The funding represents the second and final tranche under a previously announced NIAID grant supporting development of DARE-HPV, a treatment for persistent high-risk human papillomavirus infection. The award covers the project period from December 1, 2025 through November 30, 2026.
The company initiated a Phase 2 clinical study of DARE-HPV on May 18, marking what it describes as the first time women with persistent high-risk HPV infection may access this pharmacologic treatment in a clinical trial setting. The randomized, placebo-controlled, double-blind trial will evaluate safety and antiviral activity in approximately 100 women over a 21-day treatment course, with results expected in 2027.
DARE-HPV is a vaginal insert formulation of lopinavir and ritonavir, protease inhibitors with established antiviral activity. The treatment targets high-risk HPV infection, which causes virtually all cervical cancer cases in the United States.

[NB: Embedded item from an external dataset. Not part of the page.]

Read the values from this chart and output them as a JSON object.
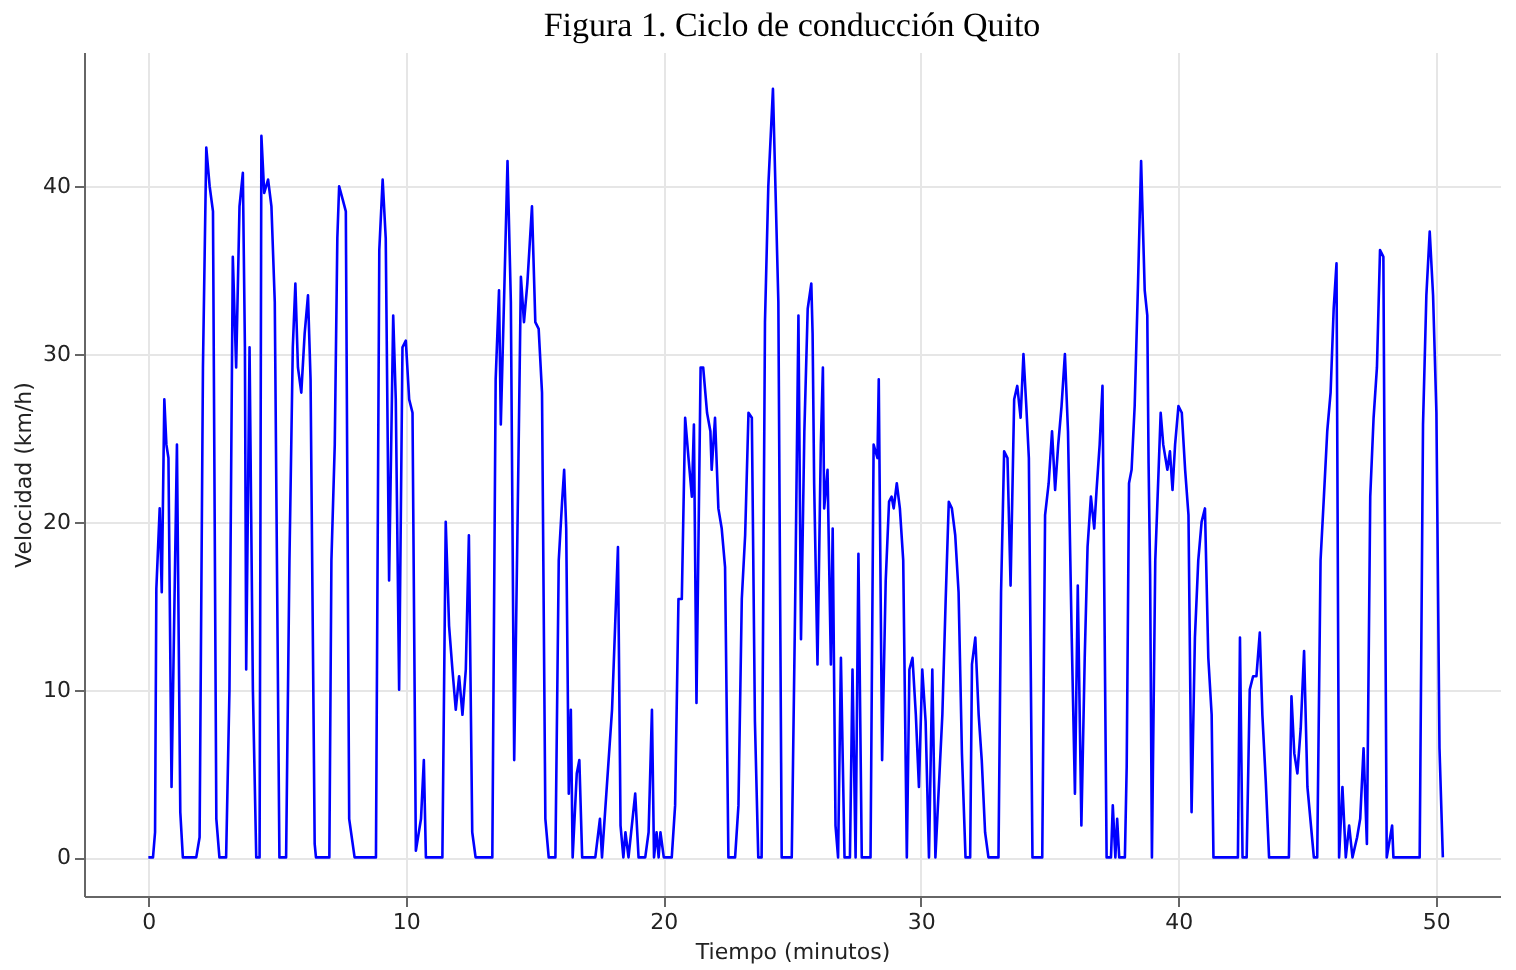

An estimated 6 million women annually in the U.S. experience high-risk HPV infection, for which no FDA-approved pharmacologic treatments currently exist.
The NIH grant supports non-clinical activities for DARE-HPV development. The company also receives funding through an ARPA-H contract worth up to $10 million that supports the Phase 2 study.
Daré's investigational new drug application for DARE-HPV received FDA clearance in February 2026. If successful and approved, the treatment could become the first FDA-approved pharmacologic treatment for HPV infection.